Contact: Leonor Zuniga, producer
Raised By Goats (Jam)
Dir. Gibrey Allen
Prod. Nadean Rawlins
Prod co. Raw Management Agency
Jamaican filmmaker Allen’s Raised By Goats is the product of his drive “to tell full, intimate and authentic stories exploring the richness of culture and identity in Jamaica”. A suspense drama set in rural Jamaica just before its independence from the UK in 1962, Raised By Goats tells the tale of an isolated 23-year-old widow coming to terms with her grief amid the mysticism and lore of Jamaica’s Blue Mountains; she meets a withdrawn goat herder and develops a relationship. Allen made the film following a meeting with its producer Nadean Rawlins at Open Doors in 2022, where he showed his first feature Right Near The Beach. “Though we have the stories, skills and technical resources, access to public and private funding is extremely limited in Jamaica,” says Rawlins.

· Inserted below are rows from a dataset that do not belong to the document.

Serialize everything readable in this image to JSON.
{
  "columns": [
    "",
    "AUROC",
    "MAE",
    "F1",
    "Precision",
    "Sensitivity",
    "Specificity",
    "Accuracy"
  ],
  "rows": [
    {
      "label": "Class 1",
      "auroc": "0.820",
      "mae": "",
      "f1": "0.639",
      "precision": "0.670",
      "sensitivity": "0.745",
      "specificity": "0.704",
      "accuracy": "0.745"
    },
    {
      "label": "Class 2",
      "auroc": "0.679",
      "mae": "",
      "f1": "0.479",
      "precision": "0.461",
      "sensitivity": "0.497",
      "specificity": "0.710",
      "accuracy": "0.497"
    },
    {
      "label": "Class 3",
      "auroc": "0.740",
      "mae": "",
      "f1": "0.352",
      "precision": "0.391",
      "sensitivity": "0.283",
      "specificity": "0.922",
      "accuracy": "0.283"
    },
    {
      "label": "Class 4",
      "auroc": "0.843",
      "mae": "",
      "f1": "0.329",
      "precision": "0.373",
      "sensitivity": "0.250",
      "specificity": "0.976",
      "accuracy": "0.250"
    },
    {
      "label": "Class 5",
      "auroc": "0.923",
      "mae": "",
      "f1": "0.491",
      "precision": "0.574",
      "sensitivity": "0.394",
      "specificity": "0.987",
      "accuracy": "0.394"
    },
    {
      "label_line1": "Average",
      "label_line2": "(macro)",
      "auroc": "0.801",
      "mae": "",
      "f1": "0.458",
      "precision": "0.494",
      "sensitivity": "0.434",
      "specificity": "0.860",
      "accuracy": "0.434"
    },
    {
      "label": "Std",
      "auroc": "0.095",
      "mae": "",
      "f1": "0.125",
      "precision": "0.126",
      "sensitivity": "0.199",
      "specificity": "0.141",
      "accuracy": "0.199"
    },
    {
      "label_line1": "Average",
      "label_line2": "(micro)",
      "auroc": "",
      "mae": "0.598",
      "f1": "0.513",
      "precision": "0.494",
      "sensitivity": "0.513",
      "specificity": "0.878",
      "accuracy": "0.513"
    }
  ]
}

Contact: Nadean Rawlins, producer
Three Bullets (Dom Rep)
Dir. Genesis Valenzuela
Prod co. Colectivo Cinematográfico 81
Set up as a hybrid documentary using narrative strategies from fiction, documentary and essay cinema, Three Bullets (Tres Balas) will explore the case of Dominican immigrant Lucrecia Perez who, in 1992, was murdered at the age of 33 by four neo-Nazis in Spain. It was labelled the country’s first racist and xenophobic hate crime. The attack was hatched as a warning to all members of the migrant community to which Perez belonged, rather than targeting her specifically. “I was 33 when I started researching this story over a year ago,” says artist and filmmaker Valenzuela. As an Afro-Caribbean immigrant who lived undocumented in Spain for a time, Valenzuela says: “If I have to put it into one word, I could say the verb ‘emancipate’ inspires me to make this film.” Producer Wendy P Espinal asserts that despite a flourishing film industry in the Dominican Republic after 10 years of tax incentives and support from the film commission, “the challenges of auteur cinema are the same the world over. It is hard to get funding and distribution for the projects tackling the most complex and politically challenging topics.”